Cuadro Gallery presents three distinct solo shows featuring new experimental work by Ammar Al Attar, Nasir Nasrallah, and Zeinab Al Hashemi — Emirati artists from the younger generation who came of age as the country rapidly advanced and the contemporary art scene developed into the cosmopolitan hub it is considered today. These artists’ distinct practices are linked in their grounding in the United Arab Emirates’ urban landscape.
Ammar Al Attar returns to Cuadro Gallery with an investigative series of self-portraits centered around the act of prayer in Islam and the underlying explanations for each micro-movement of the ritual. This is both a continuation and a plot twist on Al Attar’s previous series ‘Prayer Rooms’, in which he captured empty prayer spaces—fromportamosques, to shopping mall and corporate prayer rooms, to makeshift outdoor areas—taking great care to document the aesthetics and purpose of the spaces rather than the forms of the attending worshippers.
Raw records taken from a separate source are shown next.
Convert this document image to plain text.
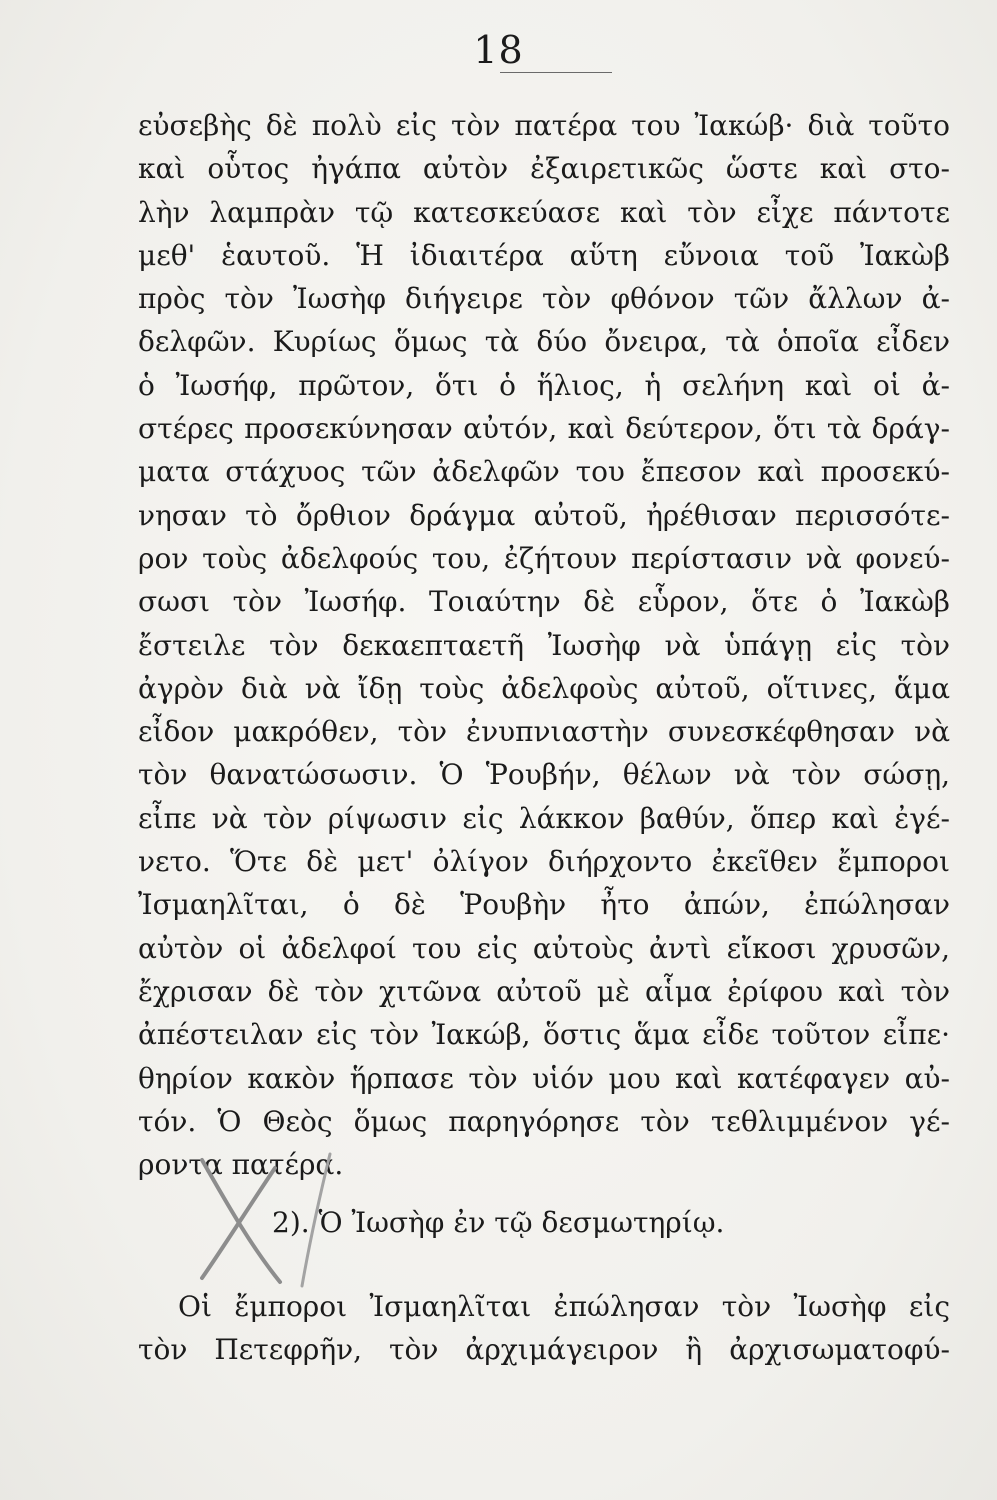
18
εὐσεβὴς δὲ πολὺ εἰς τὸν πατέρα του Ἰακώβ· διὰ τοῦτο
καὶ οὗτος ἠγάπα αὐτὸν ἐξαιρετικῶς ὥστε καὶ στο-
λὴν λαμπρὰν τῷ κατεσκεύασε καὶ τὸν εἶχε πάντοτε
μεθ' ἑαυτοῦ. Ἡ ἰδιαιτέρα αὕτη εὔνοια τοῦ Ἰακὼβ
πρὸς τὸν Ἰωσὴφ διήγειρε τὸν φθόνον τῶν ἄλλων ἀ-
δελφῶν. Κυρίως ὅμως τὰ δύο ὄνειρα, τὰ ὁποῖα εἶδεν
ὁ Ἰωσήφ, πρῶτον, ὅτι ὁ ἥλιος, ἡ σελήνη καὶ οἱ ἀ-
στέρες προσεκύνησαν αὐτόν, καὶ δεύτερον, ὅτι τὰ δράγ-
ματα στάχυος τῶν ἀδελφῶν του ἔπεσον καὶ προσεκύ-
νησαν τὸ ὄρθιον δράγμα αὐτοῦ, ἠρέθισαν περισσότε-
ρον τοὺς ἀδελφούς του, ἐζήτουν περίστασιν νὰ φονεύ-
σωσι τὸν Ἰωσήφ. Τοιαύτην δὲ εὗρον, ὅτε ὁ Ἰακὼβ
ἔστειλε τὸν δεκαεπταετῆ Ἰωσὴφ νὰ ὑπάγῃ εἰς τὸν
ἀγρὸν διὰ νὰ ἴδῃ τοὺς ἀδελφοὺς αὐτοῦ, οἵτινες, ἅμα
εἶδον μακρόθεν, τὸν ἐνυπνιαστὴν συνεσκέφθησαν νὰ
τὸν θανατώσωσιν. Ὁ Ῥουβήν, θέλων νὰ τὸν σώσῃ,
εἶπε νὰ τὸν ρίψωσιν εἰς λάκκον βαθύν, ὅπερ καὶ ἐγέ-
νετο. Ὅτε δὲ μετ' ὀλίγον διήρχοντο ἐκεῖθεν ἔμποροι
Ἰσμαηλῖται, ὁ δὲ Ῥουβὴν ἦτο ἀπών, ἐπώλησαν
αὐτὸν οἱ ἀδελφοί του εἰς αὐτοὺς ἀντὶ εἴκοσι χρυσῶν,
ἔχρισαν δὲ τὸν χιτῶνα αὐτοῦ μὲ αἷμα ἐρίφου καὶ τὸν
ἀπέστειλαν εἰς τὸν Ἰακώβ, ὅστις ἅμα εἶδε τοῦτον εἶπε·
θηρίον κακὸν ἥρπασε τὸν υἱόν μου καὶ κατέφαγεν αὐ-
τόν. Ὁ Θεὸς ὅμως παρηγόρησε τὸν τεθλιμμένον γέ-
ροντα πατέρα.
2). Ὁ Ἰωσὴφ ἐν τῷ δεσμωτηρίῳ.
Οἱ ἔμποροι Ἰσμαηλῖται ἐπώλησαν τὸν Ἰωσὴφ εἰς
τὸν Πετεφρῆν, τὸν ἀρχιμάγειρον ἢ ἀρχισωματοφύ-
Here the act of prayer is isolated, compartmentalized, dissected, and celebrated, as Al Attar presents a project nearly two years in the making.
Nasir Nasrallah grew up in the heart of Sharjah tinkering with spare parts in his grandfather’s antiquities shop in the local souk. His ‘Stores’ series revisits the souk lines in a rigid monochrome palette which compels the viewer to pause and consider the private life of each object that unfolds in the shadows once the customers have gone home and the shop lights have been shut off for the night. The curious influence of Nasrallah’s engineering degree is evident in his ink drawings, which have a mechanical, blueprint-like quality to them—hinting that the artist is also a half-wild industrialist capable of bringing his inventions to life.
Zeinab Al Hashemi further engages with the physical geography of the UAE with new works from her ongoing ‘Urban Phantasmagoria’ series, in which she manipulates satellite images of the UAE to create digital kaleidoscopic tapestries. While all her previous projects have involved collaborations with skilled makers, Al Hashemi served as both labourer and artist as she conceived her new concrete maps—pouring sand-based concrete onto canvas, then imprinting the wet surface with natural objects taken from some of the very environments she has manipulated from above with her digital photography.